Trump
mira drones da China e escancara fragilidade dos EUA
Decretos
contra a chinesa DJI expõem dilema entre soberania tecnológica e desmonte da
capacidade produtiva nacional
Igor Patrick/Folha de S. Paulo
Três decretos assinados por Donald Trump nesta sexta-feira (6) deixam claro que os drones, antes vistos como ferramentas de lazer ou inovação civil, assumiram um papel estratégico na política externa dos Estados Unidos.
Com medidas
que restringem o uso de equipamentos fabricados por empresas chinesas,
endurecem os critérios de segurança e investem na criação de uma cadeia
doméstica de suprimentos, a Casa Branca sinaliza que a
supremacia em setores de uso dual passou a ser tratada como prioridade.
O ataque
perpetrado pela Ucrânia com drones comerciais
modificados para
atingir bases russas, um divisor de águas, serviu de constatação para os
perigos do uso dessas aeronaves não tripuladas em zonas de
conflito. A natureza acessível, versátil e escalável da tecnologia coloca
em xeque a distinção entre aplicações civis e militares. Equipamentos
baratos adquiridos pela internet tornaram-se armas capazes de atingir alvos
estratégicos a centenas de quilômetros de distância.
É nesse
contexto que se insere a ofensiva contra a DJI, maior fabricante mundial de
drones. Sediada em Shenzhen, na China, a empresa é onipresente em setores
que vão da agricultura à segurança pública. Essa penetração, aliada à
legislação chinesa que obriga empresas privadas a cooperarem com o aparato
estatal, alimenta a percepção em Washington de que os drones chineses
representam um risco à integridade de infraestruturas críticas, operações
sensíveis e dados estratégicos.
Os
decretos assinados por Trump reforçam esse diagnóstico.
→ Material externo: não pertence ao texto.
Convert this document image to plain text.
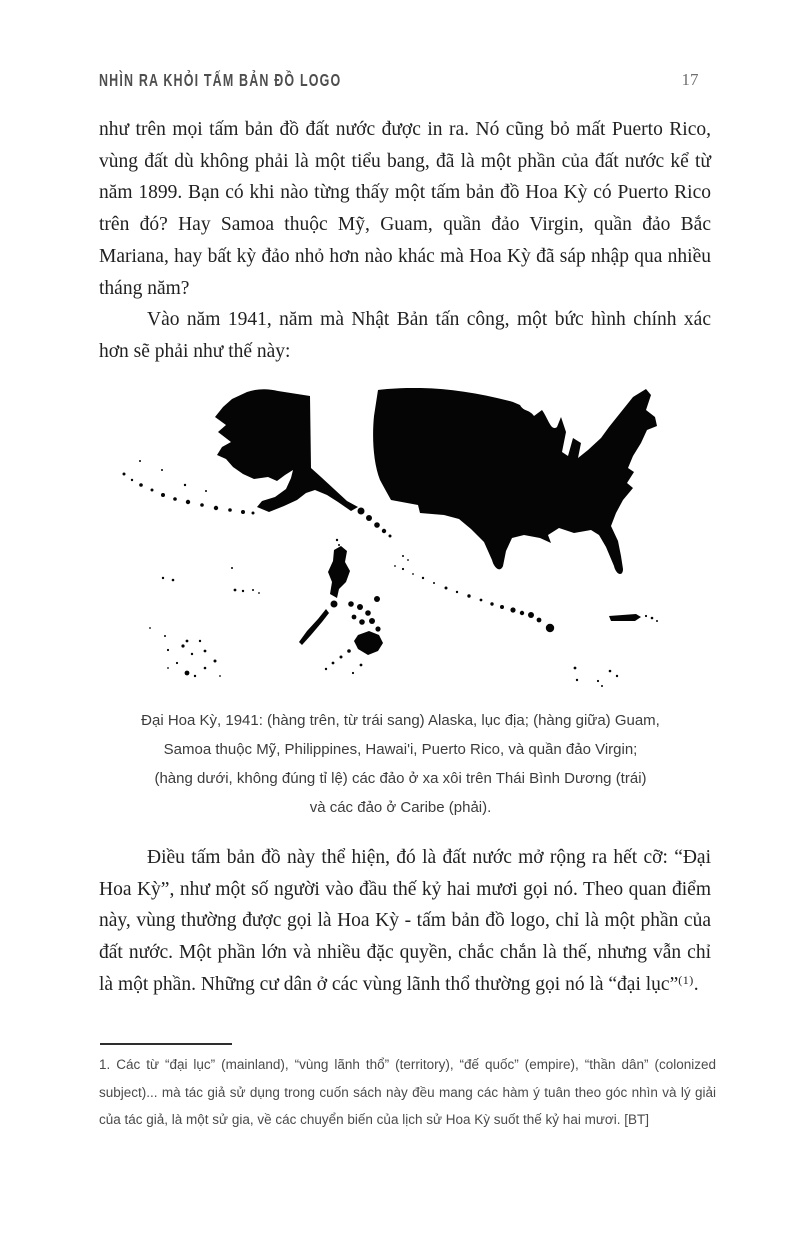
NHÌN RA KHỎI TẤM BẢN ĐỒ LOGO	17

như trên mọi tấm bản đồ đất nước được in ra. Nó cũng bỏ mất Puerto Rico, vùng đất dù không phải là một tiểu bang, đã là một phần của đất nước kể từ năm 1899. Bạn có khi nào từng thấy một tấm bản đồ Hoa Kỳ có Puerto Rico trên đó? Hay Samoa thuộc Mỹ, Guam, quần đảo Virgin, quần đảo Bắc Mariana, hay bất kỳ đảo nhỏ hơn nào khác mà Hoa Kỳ đã sáp nhập qua nhiều tháng năm?

Vào năm 1941, năm mà Nhật Bản tấn công, một bức hình chính xác hơn sẽ phải như thế này:

Đại Hoa Kỳ, 1941: (hàng trên, từ trái sang) Alaska, lục địa; (hàng giữa) Guam,
Samoa thuộc Mỹ, Philippines, Hawai'i, Puerto Rico, và quần đảo Virgin;
(hàng dưới, không đúng tỉ lệ) các đảo ở xa xôi trên Thái Bình Dương (trái)
và các đảo ở Caribe (phải).

Điều tấm bản đồ này thể hiện, đó là đất nước mở rộng ra hết cỡ: “Đại Hoa Kỳ”, như một số người vào đầu thế kỷ hai mươi gọi nó. Theo quan điểm này, vùng thường được gọi là Hoa Kỳ - tấm bản đồ logo, chỉ là một phần của đất nước. Một phần lớn và nhiều đặc quyền, chắc chắn là thế, nhưng vẫn chỉ là một phần. Những cư dân ở các vùng lãnh thổ thường gọi nó là “đại lục”$^{(1)}$.

1. Các từ “đại lục” (mainland), “vùng lãnh thổ” (territory), “đế quốc” (empire), “thần dân” (colonized subject)... mà tác giả sử dụng trong cuốn sách này đều mang các hàm ý tuân theo góc nhìn và lý giải của tác giả, là một sử gia, về các chuyển biến của lịch sử Hoa Kỳ suốt thế kỷ hai mươi. [BT]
Um deles proíbe
sobrevoos de drones estrangeiros em áreas consideradas sensíveis; outro cria
incentivos para o desenvolvimento de uma indústria nacional de drones em moldes
semelhantes ao que foi feito com semicondutores; e um terceiro estabelece um
marco regulatório para exportação de tecnologia americana a aliados.
Alvo do
republicano desde pelo menos 2017, a DJI vinha até aqui adotando uma postura de
confronto moderado. A empresa alega que suas operações são tecnicamente
seguras, oferece auditorias independentes como prova de confiabilidade e
interrompeu a sincronização de dados nos EUA. Além disso, tenta judicializar
sua exclusão de licitações, apontando
motivações políticas e protecionismo.
Essa
disputa, no entanto, transcende o caso específico da empresa chinesa. O que
está em jogo é a estrutura futura das cadeias de suprimento globalizadas. À
medida que drones,
chips, sensores e baterias passam a ser vistos como ativos estratégicos, a
tendência é que blocos econômicos rivais busquem autonomia em vez de
interdependência. O resultado provável será um ecossistema tecnológico mais
fragmentado, menos eficiente e mais suscetível a tensões políticas.
Tal
constatação também escancara o quão mal posicionados os americanos estão para a
disputa. Mesmo com sanções, a DJI responde sozinha por quase 70% do mercado
mundial e não há alternativa ocidental à altura.
Uma indústria assim não surge do vento, e será necessário investir significativamente em tecnologia doméstica. A pergunta é: a Casa Branca está disposta a pagar o preço, no momento em que prefere esticar o déficit nas contas para cortar impostos de bilionários em vez de turbinar a indústria local? Quem souber a resposta, por favor, me conte.